Higher disease activity, treatment with cyclophosphamide, older age, and a certain ethnic background were each linked with a significantly increased risk for developing premature gonadal failure in a study of 316 women with systemic lupus erythematosus.
Disease activity and Texan-Hispanic ethnicity had not previously been reported to boost the risk for premature gonadal failure (PGF) in younger women with systemic lupus erythematosus (SLE), reported Dr. Luis A. González of the division of immunology and rheumatology at the University of Alabama, Birmingham, and his associates (Ann. Rheum. Dis. 2008 Feb. 13 [doi: 10.1136/ard.2007.083576]). The study also confirmed the previously reported findings that cyclophosphamide treatment and older age were linked with PGF in women with SLE.
Alternatives to cyclophosphamide treatment are needed for treating young women with SLE, said Dr. González and his associates.
They used data collected in the Lupus in Minorities: Nature vs. Nurture (LUMINA) study, a longitudinal outcomes study that included SLE patients aged 16 or older who were diagnosed with SLE for 5 years or less. From this group, they focused on women younger than 40 years of age who were not postmenopausal when they entered the study.
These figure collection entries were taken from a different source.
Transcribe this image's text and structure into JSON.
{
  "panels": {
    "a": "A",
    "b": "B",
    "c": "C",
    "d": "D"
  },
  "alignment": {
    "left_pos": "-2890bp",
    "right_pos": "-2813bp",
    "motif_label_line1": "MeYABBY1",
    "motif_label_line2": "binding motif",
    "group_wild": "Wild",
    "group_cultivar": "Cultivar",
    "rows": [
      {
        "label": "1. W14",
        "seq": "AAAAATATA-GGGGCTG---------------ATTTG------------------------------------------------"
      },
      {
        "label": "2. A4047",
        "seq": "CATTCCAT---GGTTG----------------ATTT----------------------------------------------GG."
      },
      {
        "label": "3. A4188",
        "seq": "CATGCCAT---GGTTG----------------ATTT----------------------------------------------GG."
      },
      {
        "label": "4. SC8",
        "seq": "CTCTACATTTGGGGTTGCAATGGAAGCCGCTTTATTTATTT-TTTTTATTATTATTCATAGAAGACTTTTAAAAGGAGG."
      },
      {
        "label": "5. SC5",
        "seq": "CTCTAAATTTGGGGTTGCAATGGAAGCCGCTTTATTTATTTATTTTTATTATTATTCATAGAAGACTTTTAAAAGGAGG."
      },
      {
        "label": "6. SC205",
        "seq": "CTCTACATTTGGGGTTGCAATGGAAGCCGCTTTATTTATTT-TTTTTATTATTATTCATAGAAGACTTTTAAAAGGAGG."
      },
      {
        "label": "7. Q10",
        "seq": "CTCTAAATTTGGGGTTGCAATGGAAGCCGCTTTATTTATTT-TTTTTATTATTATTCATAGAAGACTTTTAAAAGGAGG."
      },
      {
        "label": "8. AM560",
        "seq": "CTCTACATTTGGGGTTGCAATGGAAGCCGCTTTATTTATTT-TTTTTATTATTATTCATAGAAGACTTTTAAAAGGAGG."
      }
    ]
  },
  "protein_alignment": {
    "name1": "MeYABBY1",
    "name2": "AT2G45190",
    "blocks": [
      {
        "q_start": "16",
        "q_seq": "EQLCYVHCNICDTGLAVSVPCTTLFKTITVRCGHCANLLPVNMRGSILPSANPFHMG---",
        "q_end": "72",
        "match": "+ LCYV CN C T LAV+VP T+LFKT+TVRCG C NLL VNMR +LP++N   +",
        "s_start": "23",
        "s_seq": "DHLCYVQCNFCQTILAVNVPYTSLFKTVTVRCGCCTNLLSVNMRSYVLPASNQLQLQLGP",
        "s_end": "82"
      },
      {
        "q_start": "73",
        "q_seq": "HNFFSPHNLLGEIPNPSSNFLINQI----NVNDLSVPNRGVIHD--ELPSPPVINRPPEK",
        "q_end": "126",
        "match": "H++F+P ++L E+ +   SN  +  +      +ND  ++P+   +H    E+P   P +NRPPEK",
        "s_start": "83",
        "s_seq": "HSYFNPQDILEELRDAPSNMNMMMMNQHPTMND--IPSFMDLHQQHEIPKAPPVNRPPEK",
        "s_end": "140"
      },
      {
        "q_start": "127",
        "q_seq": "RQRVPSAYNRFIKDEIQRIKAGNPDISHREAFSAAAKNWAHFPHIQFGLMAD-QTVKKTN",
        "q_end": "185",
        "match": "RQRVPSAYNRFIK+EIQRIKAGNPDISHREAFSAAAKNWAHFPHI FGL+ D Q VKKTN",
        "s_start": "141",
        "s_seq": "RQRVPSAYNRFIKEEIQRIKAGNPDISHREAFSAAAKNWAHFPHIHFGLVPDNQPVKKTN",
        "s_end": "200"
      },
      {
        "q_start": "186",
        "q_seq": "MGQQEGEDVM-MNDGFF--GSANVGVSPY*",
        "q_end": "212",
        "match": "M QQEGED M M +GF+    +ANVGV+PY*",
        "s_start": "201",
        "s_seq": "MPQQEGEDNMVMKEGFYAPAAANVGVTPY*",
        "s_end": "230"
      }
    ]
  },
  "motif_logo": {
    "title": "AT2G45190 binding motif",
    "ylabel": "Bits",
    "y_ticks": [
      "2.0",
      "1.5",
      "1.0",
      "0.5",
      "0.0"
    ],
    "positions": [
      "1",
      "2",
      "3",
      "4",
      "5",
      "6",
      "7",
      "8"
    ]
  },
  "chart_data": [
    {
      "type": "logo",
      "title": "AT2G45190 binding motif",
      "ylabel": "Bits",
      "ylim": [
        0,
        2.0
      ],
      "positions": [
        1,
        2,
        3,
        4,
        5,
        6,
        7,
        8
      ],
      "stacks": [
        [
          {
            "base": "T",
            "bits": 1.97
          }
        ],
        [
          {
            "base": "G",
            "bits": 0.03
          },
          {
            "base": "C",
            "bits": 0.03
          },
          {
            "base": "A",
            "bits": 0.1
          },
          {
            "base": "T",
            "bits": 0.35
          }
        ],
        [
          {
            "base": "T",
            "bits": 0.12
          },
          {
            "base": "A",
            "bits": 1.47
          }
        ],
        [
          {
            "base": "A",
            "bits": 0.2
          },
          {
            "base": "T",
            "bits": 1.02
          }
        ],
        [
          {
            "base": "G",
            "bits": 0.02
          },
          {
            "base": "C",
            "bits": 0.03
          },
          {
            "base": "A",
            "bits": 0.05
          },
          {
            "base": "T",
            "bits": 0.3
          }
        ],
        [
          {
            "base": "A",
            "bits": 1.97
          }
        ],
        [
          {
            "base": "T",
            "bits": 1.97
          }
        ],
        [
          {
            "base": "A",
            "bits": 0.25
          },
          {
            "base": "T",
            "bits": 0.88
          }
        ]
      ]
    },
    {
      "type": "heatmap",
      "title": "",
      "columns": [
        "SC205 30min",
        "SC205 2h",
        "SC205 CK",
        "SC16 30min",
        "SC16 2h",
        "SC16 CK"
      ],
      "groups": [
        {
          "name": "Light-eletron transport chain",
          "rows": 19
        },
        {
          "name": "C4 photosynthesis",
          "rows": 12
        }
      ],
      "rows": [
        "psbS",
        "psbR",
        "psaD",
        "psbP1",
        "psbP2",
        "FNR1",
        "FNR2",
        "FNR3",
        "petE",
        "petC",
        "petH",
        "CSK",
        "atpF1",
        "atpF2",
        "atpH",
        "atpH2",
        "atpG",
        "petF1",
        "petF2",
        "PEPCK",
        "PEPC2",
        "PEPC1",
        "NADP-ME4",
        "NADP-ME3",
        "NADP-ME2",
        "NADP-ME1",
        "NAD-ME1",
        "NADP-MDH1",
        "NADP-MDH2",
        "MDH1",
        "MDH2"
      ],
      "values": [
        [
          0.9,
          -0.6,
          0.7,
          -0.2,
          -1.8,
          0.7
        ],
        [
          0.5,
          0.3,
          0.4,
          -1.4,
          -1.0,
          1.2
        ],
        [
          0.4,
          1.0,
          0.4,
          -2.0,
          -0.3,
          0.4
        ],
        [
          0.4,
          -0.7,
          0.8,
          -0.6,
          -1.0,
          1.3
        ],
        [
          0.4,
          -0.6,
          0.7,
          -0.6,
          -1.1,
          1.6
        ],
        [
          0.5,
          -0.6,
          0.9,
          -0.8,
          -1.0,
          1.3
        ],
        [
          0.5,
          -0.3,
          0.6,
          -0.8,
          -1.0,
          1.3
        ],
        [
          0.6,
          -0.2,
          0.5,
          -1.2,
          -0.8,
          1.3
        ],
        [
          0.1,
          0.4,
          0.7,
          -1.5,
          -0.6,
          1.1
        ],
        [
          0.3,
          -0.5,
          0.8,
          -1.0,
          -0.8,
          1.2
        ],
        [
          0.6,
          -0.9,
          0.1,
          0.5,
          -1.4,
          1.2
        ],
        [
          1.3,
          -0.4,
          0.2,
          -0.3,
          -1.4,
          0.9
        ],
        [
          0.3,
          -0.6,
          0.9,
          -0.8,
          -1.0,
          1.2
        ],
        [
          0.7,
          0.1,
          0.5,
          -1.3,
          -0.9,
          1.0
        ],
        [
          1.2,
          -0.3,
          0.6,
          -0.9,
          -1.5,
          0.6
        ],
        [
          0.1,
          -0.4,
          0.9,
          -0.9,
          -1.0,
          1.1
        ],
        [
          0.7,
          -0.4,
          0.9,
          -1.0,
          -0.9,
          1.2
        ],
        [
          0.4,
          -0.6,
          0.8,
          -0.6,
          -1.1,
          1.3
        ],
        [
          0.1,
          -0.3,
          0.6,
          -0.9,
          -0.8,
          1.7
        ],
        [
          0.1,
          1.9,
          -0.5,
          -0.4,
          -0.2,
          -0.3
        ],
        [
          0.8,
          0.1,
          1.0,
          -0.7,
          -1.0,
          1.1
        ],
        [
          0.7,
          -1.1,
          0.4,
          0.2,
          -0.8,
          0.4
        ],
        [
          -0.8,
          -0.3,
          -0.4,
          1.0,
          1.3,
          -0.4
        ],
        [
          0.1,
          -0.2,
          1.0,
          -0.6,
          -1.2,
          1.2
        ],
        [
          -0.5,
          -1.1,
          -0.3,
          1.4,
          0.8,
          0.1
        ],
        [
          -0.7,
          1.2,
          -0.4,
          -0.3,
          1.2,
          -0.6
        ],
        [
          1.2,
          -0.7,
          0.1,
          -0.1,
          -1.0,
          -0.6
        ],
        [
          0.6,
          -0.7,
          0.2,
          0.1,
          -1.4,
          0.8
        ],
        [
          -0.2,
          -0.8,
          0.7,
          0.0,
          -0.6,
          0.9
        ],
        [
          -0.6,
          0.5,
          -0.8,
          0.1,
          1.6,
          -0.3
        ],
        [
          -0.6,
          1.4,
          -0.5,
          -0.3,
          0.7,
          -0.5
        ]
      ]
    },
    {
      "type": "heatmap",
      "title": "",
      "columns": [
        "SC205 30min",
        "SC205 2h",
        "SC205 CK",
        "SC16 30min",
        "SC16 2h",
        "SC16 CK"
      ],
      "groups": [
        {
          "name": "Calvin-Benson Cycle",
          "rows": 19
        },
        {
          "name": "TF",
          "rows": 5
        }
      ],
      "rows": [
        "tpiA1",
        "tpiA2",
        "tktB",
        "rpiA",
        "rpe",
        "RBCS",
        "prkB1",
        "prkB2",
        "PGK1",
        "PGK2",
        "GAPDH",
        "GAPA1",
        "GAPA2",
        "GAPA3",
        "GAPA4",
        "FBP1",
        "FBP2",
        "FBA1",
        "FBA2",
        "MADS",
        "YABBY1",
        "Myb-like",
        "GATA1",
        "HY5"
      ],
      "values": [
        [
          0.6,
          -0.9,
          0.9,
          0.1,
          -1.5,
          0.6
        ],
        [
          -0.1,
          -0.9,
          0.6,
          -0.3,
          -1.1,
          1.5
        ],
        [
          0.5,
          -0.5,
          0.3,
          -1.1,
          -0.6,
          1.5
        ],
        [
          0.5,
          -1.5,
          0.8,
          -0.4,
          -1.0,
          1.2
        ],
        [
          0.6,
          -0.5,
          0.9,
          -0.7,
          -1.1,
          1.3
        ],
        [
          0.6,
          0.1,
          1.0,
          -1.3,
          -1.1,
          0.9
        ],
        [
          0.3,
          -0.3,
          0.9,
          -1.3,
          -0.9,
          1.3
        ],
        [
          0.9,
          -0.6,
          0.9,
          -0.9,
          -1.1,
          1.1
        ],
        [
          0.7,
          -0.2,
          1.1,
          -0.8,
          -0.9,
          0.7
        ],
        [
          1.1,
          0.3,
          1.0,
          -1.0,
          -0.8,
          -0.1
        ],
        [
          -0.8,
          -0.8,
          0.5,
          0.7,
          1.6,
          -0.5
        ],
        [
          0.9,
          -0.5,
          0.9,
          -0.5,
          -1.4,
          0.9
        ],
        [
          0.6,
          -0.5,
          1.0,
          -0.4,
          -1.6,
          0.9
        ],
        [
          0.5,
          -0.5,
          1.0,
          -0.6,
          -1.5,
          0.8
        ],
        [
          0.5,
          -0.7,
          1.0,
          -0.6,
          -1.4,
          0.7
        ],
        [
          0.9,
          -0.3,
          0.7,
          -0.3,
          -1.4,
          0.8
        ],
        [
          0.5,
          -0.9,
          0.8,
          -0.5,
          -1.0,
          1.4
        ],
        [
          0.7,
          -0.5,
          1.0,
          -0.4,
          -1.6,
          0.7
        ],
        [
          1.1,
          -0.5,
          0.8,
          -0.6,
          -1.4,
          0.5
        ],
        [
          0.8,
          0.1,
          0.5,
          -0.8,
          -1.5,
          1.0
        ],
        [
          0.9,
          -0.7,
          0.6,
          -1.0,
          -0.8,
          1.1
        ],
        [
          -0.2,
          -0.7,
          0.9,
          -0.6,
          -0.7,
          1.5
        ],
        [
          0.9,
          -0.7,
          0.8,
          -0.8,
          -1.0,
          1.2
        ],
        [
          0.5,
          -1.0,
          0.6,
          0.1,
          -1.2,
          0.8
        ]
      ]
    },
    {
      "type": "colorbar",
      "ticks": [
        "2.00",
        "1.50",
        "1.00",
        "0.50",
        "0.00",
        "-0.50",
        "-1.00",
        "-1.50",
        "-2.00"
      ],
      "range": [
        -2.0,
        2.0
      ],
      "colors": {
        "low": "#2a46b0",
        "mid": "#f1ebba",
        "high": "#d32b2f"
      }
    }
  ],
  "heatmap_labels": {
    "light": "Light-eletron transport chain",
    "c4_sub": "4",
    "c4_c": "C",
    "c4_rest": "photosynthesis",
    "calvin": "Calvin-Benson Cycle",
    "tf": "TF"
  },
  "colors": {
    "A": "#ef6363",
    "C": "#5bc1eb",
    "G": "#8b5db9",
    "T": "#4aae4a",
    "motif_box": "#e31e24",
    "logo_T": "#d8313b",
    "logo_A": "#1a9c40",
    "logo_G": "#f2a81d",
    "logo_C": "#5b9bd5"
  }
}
This yielded a study group of 316 women, with an average age of about 29 years. Their average duration of SLE at enrollment was 1 year. The group included women from four racial and ethnic groups: Texan-Hispanics, Puerto Rican-Hispanics, African Americans, and whites.
During follow-up, 37 women (12%) developed PGF. The total group of 316 women included 76 who were treated with cyclophosphamide, of whom 33% developed PGF. Women categorized as Texan-Hispanic were about four- to fivefold more likely to develop PGF, compared with white women.